After a peaceful period between 1971 and 1977, during Janata rule, there were a series of riots. My analysis is that these major riots took place because the RSS was not happy with the Jan Sangh becoming a "secular Gandhian" party. They wanted to give the message, that "we still stand by our ideology". Hence the violence. This is evident because in all these bouts of violence, RSS ideologues were named publicly to be responsible for the violent crimes.

Then again, we have a series of major riots from the eighties beginning with Muradabad in 1980 and ending with the Bombay riots in 1992–93. The eighties was the most dangerous decade in terms of communal violence. But why was this turmoil taking place?
One explanation I have is that this violence was the result of the maturing of Indian democracy. People had by then become more and more aware of their rights and this awareness meant that people of all communities had begun asserting these rights. Therefore, upper caste Hindus, with their positions of privilege threatened, began to retaliate. There is a very close parallel here between what happened in the pre–partition period and what happened in the eighties.
During the pre–partition period, what we saw was aggression by the Muslim elite and in the eighties what we witnessed was aggression by the Hindu elite. The UP–based Muslim elite became aggressive and carved out Pakistan because they feared that they would lose out in independent India, over–represented as they were in the services.
When this kind of insecurity seizes a privileged section, aggression results. The same thing happened with the Hindu elite in the eighties.
All the talk of implementation of the Mandal commission recommendations, coupled with the Muslim response during the Shah Bano agitation and the Sikh agitation guaranteed their violent reaction. I can clearly recall a columnist who is also a gay activist writing a letter to The Indian Express in the early eighties, urging that all minorities in India should be disenfranchised for ten years because they had become so aggressive!
Post–1992, the situation is qualitatively different. The demolition of the Babri Masjid has opened people’s eyes. But today the target of communal forces is the Christians, the method used to target them is different.
Communalism and communal violence are two different phases. Just because there is no communal violence, does not mean that there is no communalism. Secular forces often make the mistake of ignoring the implications of communalism when there is no evidence of riots or violence. Communal forces are very active even when there is no communal violence. Communal violence will take place only when these forces assess that creating such violence will be politically beneficial.

What is the response to your consistent work in this field? Do you feel that in the last 38 years there has been any positive change in the response of people and organisations?There have been different phases in people’s responses, too. The impact that we had before the eighties was washed out in the face of aggressive communal propaganda by communalists in that decade.
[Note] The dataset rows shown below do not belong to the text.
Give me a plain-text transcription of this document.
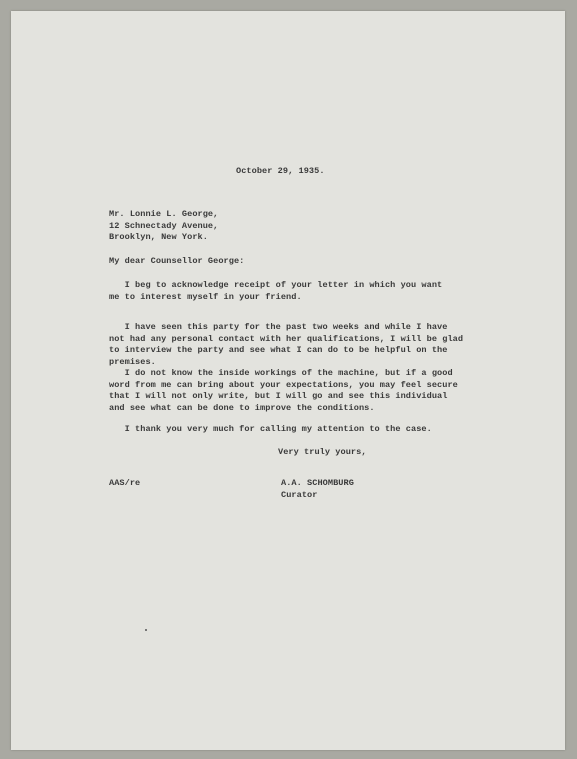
October 29, 1935.
Mr. Lonnie L. George,
12 Schnectady Avenue,
Brooklyn, New York.
My dear Counsellor George:
I beg to acknowledge receipt of your letter in which you want
me to interest myself in your friend.
I have seen this party for the past two weeks and while I have
not had any personal contact with her qualifications, I will be glad
to interview the party and see what I can do to be helpful on the
premises.
I do not know the inside workings of the machine, but if a good
word from me can bring about your expectations, you may feel secure
that I will not only write, but I will go and see this individual
and see what can be done to improve the conditions.
I thank you very much for calling my attention to the case.
Very truly yours,
AAS/re	A.A. SCHOMBURG
Curator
We could not be very effective during that phase. But again, after the demolition of the Babri Masjid people were shocked into a response.
Specifically because history has become very important, a contentious issue. When I talk about the proper interpretation of history in the workshops that we hold, this subject has the maximum impact. My work is mainly with the middle class because I feel that the middle class is the main culprit in spreading communal views. If their ideas change, if they don’t get influenced by communal propaganda, they will not propagate that cause, they will not talk about it in the classrooms, in newspaper articles. The poison will not spread.

After your work with Awaaz–e–Biaradaran how did you proceed?Following the brutality of the Ahmedabad riots in 1969, we formed the Anti–Communal Youth Front and organised a number of activities in Bombay, Thane and Bhiwandi. We joined hands and networked with Subhadra Joshi and D. R. Goyal who had formed the Sampradayik Vidrohi Committee. Goyal, with the RSS in his youth, had quit to join the CPI and later became a Congress–man. He had authored several pamphlets on the RSS at the time. We had the great support of a friend, Balraj Sahni, the prominent artist, at the time. I recall an incident. I called him up after the Bhiwandi riots took place in 1970, urging him to do something with us since things were critical there. He was on the verge of a long–overdue holiday in Kashmir. But he gave it up and we spent 14 days touring neighbouring villages around Bhiwandi where violence had been fomented by the Shiv Sena aided by the police.
In 1970–71 came the campaign for Bangladesh when we used to hold programmes for communal peace and in support of the campaign for Bangladesh.
When the nineties round of rioting started, we formed the EKTA samiti. We had always been investigating riots in any case, now we started doing this through EKTA. We organised peace marches from Delhi to Meerut, from Mumbai to Azad Maidan.

Your other single–minded campaign has been against the oppressive conditions within the Bohra community controlled by a corrupt and dictatorial priesthood…The more our resistance and work gets strong, the activities of the communalists will become more visible and repressive. On the Bohra reformist movement, too, I believe that it was because we posed such a challenge to the priesthood that they became much more oppressive out of their own insecurity.
Personal suffering, oh yes, one has to suffer. There were physical attacks, a social boycott against me, since 1973, which still continues. I am totally out of touch with my close relatives, my cousins with whom I used to play and study as I grew. They don’t talk to me, nor come to meet me out of fear.
People often ask me a rather ridiculous question — how far have I been successful in the Bohra reformist campaign? How can you quantitatively assess these things? These are battles of/for ideas. If the forces of evil were to go unchallenged, can you imagine what might happen?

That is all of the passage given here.